Na czwarte urodziny chłopiec dostał misia.

Miś jak miś, zwykła przytulanka, ale chłopiec od razu go pokochał. Wszystkie inne zabawki natychmiast poszły w kąt. Nie, aby miał ich tak dużo – rodziców nie było stać na zbyt wiele.
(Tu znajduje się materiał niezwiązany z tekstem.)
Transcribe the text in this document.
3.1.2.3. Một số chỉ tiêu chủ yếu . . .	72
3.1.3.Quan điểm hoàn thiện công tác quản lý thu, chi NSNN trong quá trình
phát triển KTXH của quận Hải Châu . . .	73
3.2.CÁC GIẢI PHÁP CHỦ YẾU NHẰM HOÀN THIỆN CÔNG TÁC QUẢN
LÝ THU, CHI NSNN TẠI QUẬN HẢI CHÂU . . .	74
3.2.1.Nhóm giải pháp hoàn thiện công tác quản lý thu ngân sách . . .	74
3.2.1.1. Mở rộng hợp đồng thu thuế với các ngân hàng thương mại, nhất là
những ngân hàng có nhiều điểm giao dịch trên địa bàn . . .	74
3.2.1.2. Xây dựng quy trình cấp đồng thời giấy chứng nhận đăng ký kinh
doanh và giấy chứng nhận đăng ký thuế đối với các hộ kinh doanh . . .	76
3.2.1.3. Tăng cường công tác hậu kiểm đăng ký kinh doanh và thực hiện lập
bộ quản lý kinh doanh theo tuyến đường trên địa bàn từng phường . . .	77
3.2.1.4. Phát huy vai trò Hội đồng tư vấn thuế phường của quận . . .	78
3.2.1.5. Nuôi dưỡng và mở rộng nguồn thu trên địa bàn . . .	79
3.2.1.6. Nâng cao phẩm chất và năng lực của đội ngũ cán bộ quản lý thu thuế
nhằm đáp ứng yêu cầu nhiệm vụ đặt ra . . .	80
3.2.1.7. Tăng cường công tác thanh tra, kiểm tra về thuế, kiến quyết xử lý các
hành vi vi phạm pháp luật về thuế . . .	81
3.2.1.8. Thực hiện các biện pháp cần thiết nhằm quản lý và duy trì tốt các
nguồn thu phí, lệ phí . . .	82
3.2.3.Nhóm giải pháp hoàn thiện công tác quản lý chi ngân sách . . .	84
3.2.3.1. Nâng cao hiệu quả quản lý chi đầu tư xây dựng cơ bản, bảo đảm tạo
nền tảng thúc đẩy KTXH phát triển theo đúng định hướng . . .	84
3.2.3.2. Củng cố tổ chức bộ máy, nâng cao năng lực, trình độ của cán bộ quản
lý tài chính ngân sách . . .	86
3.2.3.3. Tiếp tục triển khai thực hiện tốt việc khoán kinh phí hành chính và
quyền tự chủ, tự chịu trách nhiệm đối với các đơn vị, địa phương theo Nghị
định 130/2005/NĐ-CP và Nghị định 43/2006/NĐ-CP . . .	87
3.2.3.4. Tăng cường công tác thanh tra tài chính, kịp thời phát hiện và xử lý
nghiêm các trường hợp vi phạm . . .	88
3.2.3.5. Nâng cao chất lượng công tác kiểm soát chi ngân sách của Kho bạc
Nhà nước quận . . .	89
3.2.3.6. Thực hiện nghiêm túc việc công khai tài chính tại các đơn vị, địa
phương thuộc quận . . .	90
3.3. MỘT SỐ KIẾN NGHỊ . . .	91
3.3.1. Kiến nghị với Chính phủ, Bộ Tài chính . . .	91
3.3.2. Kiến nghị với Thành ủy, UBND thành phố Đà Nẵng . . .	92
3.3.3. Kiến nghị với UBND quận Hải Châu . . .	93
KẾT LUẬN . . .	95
Misiek był tak duży, że wzrostem niemal dorównywał chłopcu. Miał brązowe futerko, klapnięte uszka i czarny, chłodny nos. Chłopiec bardzo lubił zasypiać, wtulony w swojego pluszaka, który odpędzał złe strachy, czające się pod łóżkiem albo w szafie. Miał tylko jeden problem – nie wiedział, jak go nazwać. Przez kolejne kilka miesięcy misiek pozostawał bezimienny.

Rodzice próbowali pomóc, podsuwając coraz to nowe imiona, ale właściciel pluszaka wszystkie zdecydowanie odrzucał, twierdząc uparcie:

- Nieee... nie pasuje mu.

W końcu ojciec zażartował:

- To może misiek któregoś dnia sam szepnie ci do uszka, jak masz go nazwać.

Chłopiec zrobił wielkie oczy.

- Przecież pluszowe misie nie mówią!

- Czasami może i mówią – uśmiechnął się ojciec, biorąc synka na kolana.

- Daj spokój, wmawiasz dziecku takie rzeczy... - odezwała się matka.

- Nigdy nic nie wiadomo, kochanie. Trzeba mieć otwarty umysł...

- Mój misio też może ze mną rozmawiać? - Chłopiec wiedział, że niegrzecznie jest przerywać, gdy inni rozmawiają, ale był tak podekscytowany, że omal nie spadł tacie z kolan.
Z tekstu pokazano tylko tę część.